If you currently keep paper receipts in a shoebox or track income in a basic spreadsheet, you will need to transition to a digital system.

4. Submit Quarterly Updates

Approximately every three months, your software submits a summary of your income and expenses to HMRC. The quarterly periods broadly follow:

Quarter Period
Q1 6 April – 5 July
Q2 6 July – 5 October
Q3 6 October – 5 January
Q4 6 January – 5 April

You will have approximately one month after each quarter end to submit. These are estimates, not final figures — you can adjust them later.

5. Year-End Finalisation

After the tax year ends, you submit a final declaration confirming your income, expenses, and any adjustments. This replaces the Self Assessment tax return for income within scope.

MTD for VAT (Already Live)

If you are VAT-registered, MTD for VAT has been mandatory since April 2022. You must:

  • Keep digital VAT records
  • Submit VAT returns through compatible software
  • Maintain digital links between your records and the submission

The same software typically handles both VAT and income tax submissions.
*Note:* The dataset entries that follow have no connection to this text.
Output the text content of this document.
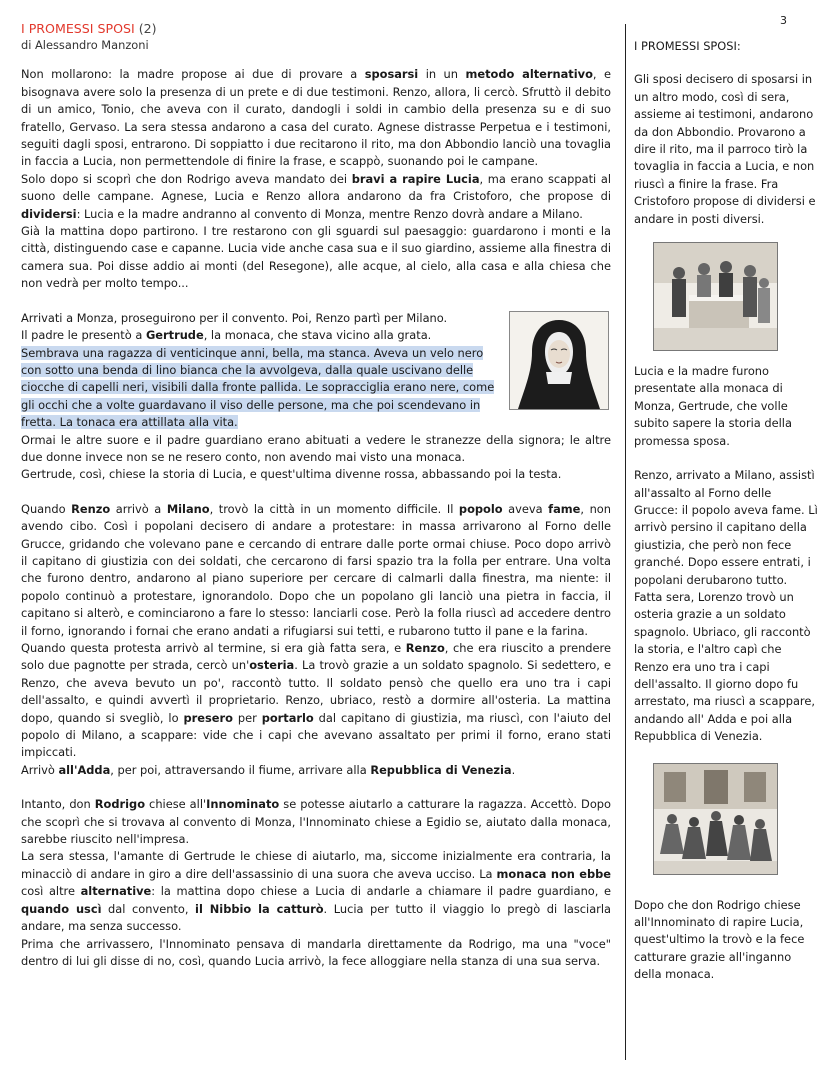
3
I PROMESSI SPOSI (2)
di Alessandro Manzoni

Non mollarono: la madre propose ai due di provare a sposarsi in un metodo alternativo, e bisognava avere solo la presenza di un prete e di due testimoni. Renzo, allora, li cercò. Sfruttò il debito di un amico, Tonio, che aveva con il curato, dandogli i soldi in cambio della presenza su e di suo fratello, Gervaso. La sera stessa andarono a casa del curato. Agnese distrasse Perpetua e i testimoni, seguiti dagli sposi, entrarono. Di soppiatto i due recitarono il rito, ma don Abbondio lanciò una tovaglia in faccia a Lucia, non permettendole di finire la frase, e scappò, suonando poi le campane.

Solo dopo si scoprì che don Rodrigo aveva mandato dei bravi a rapire Lucia, ma erano scappati al suono delle campane. Agnese, Lucia e Renzo allora andarono da fra Cristoforo, che propose di dividersi: Lucia e la madre andranno al convento di Monza, mentre Renzo dovrà andare a Milano.

Già la mattina dopo partirono. I tre restarono con gli sguardi sul paesaggio: guardarono i monti e la città, distinguendo case e capanne. Lucia vide anche casa sua e il suo giardino, assieme alla finestra di camera sua. Poi disse addio ai monti (del Resegone), alle acque, al cielo, alla casa e alla chiesa che non vedrà per molto tempo...

Arrivati a Monza, proseguirono per il convento. Poi, Renzo partì per Milano.

Il padre le presentò a Gertrude, la monaca, che stava vicino alla grata.

Sembrava una ragazza di venticinque anni, bella, ma stanca. Aveva un velo nero con sotto una benda di lino bianca che la avvolgeva, dalla quale uscivano delle ciocche di capelli neri, visibili dalla fronte pallida. Le sopracciglia erano nere, come gli occhi che a volte guardavano il viso delle persone, ma che poi scendevano in fretta. La tonaca era attillata alla vita.

Ormai le altre suore e il padre guardiano erano abituati a vedere le stranezze della signora; le altre due donne invece non se ne resero conto, non avendo mai visto una monaca.

Gertrude, così, chiese la storia di Lucia, e quest'ultima divenne rossa, abbassando poi la testa.

Quando Renzo arrivò a Milano, trovò la città in un momento difficile. Il popolo aveva fame, non avendo cibo. Così i popolani decisero di andare a protestare: in massa arrivarono al Forno delle Grucce, gridando che volevano pane e cercando di entrare dalle porte ormai chiuse. Poco dopo arrivò il capitano di giustizia con dei soldati, che cercarono di farsi spazio tra la folla per entrare. Una volta che furono dentro, andarono al piano superiore per cercare di calmarli dalla finestra, ma niente: il popolo continuò a protestare, ignorandolo. Dopo che un popolano gli lanciò una pietra in faccia, il capitano si alterò, e cominciarono a fare lo stesso: lanciarli cose. Però la folla riuscì ad accedere dentro il forno, ignorando i fornai che erano andati a rifugiarsi sui tetti, e rubarono tutto il pane e la farina.

Quando questa protesta arrivò al termine, si era già fatta sera, e Renzo, che era riuscito a prendere solo due pagnotte per strada, cercò un'osteria. La trovò grazie a un soldato spagnolo. Si sedettero, e Renzo, che aveva bevuto un po', raccontò tutto. Il soldato pensò che quello era uno tra i capi dell'assalto, e quindi avvertì il proprietario. Renzo, ubriaco, restò a dormire all'osteria. La mattina dopo, quando si svegliò, lo presero per portarlo dal capitano di giustizia, ma riuscì, con l'aiuto del popolo di Milano, a scappare: vide che i capi che avevano assaltato per primi il forno, erano stati impiccati.

Arrivò all'Adda, per poi, attraversando il fiume, arrivare alla Repubblica di Venezia.

Intanto, don Rodrigo chiese all'Innominato se potesse aiutarlo a catturare la ragazza. Accettò. Dopo che scoprì che si trovava al convento di Monza, l'Innominato chiese a Egidio se, aiutato dalla monaca, sarebbe riuscito nell'impresa.

La sera stessa, l'amante di Gertrude le chiese di aiutarlo, ma, siccome inizialmente era contraria, la minacciò di andare in giro a dire dell'assassinio di una suora che aveva ucciso. La monaca non ebbe così altre alternative: la mattina dopo chiese a Lucia di andarle a chiamare il padre guardiano, e quando uscì dal convento, il Nibbio la catturò. Lucia per tutto il viaggio lo pregò di lasciarla andare, ma senza successo.

Prima che arrivassero, l'Innominato pensava di mandarla direttamente da Rodrigo, ma una "voce" dentro di lui gli disse di no, così, quando Lucia arrivò, la fece alloggiare nella stanza di una sua serva.

I PROMESSI SPOSI:

Gli sposi decisero di sposarsi in un altro modo, così di sera, assieme ai testimoni, andarono da don Abbondio. Provarono a dire il rito, ma il parroco tirò la tovaglia in faccia a Lucia, e non riuscì a finire la frase. Fra Cristoforo propose di dividersi e andare in posti diversi.

Lucia e la madre furono presentate alla monaca di Monza, Gertrude, che volle subito sapere la storia della promessa sposa.

Renzo, arrivato a Milano, assistì all'assalto al Forno delle Grucce: il popolo aveva fame. Lì arrivò persino il capitano della giustizia, che però non fece granché. Dopo essere entrati, i popolani derubarono tutto.

Fatta sera, Lorenzo trovò un osteria grazie a un soldato spagnolo. Ubriaco, gli raccontò la storia, e l'altro capì che Renzo era uno tra i capi dell'assalto. Il giorno dopo fu arrestato, ma riuscì a scappare, andando all' Adda e poi alla Repubblica di Venezia.

Dopo che don Rodrigo chiese all'Innominato di rapire Lucia, quest'ultimo la trovò e la fece catturare grazie all'inganno della monaca.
Costs of Making Tax Digital

Cost Typical Amount
Compatible software £0–£170/year
Accountant (if using one) May increase slightly
Time spent learning software Variable
Set-up and data migration 1–5 hours typically

The government acknowledges that MTD imposes additional costs on small businesses. However, their position is that better record-keeping and fewer errors will ultimately save time and reduce tax over/underpayments.

How to Prepare Now

Even if your threshold date is not immediate:

  1. Start using digital accounting software — the sooner you adopt it, the easier the transition
  2. Digitise your records — move from paper to digital receipts and transaction logging
  3. Talk to your accountant — they can advise on the best software for your situation
  4. Separate business and personal finances — a dedicated business bank account makes digital record-keeping much simpler
  5. Review your income — check whether you are above the threshold and when you need to comply
  6. Use the self-employment tax calculator to estimate your quarterly figures

Penalties for Non-Compliance

HMRC is implementing a points-based penalty system for MTD:

  • Each late quarterly submission earns a penalty point
  • After reaching a threshold of points (initially 4), a £200 penalty applies for each further late submission
  • Late payment penalties accrue as a percentage of the outstanding tax

The system replaces the old fixed-penalty approach and is designed to be more proportionate — occasional late submissions are tolerated, but a pattern of non-compliance is penalised.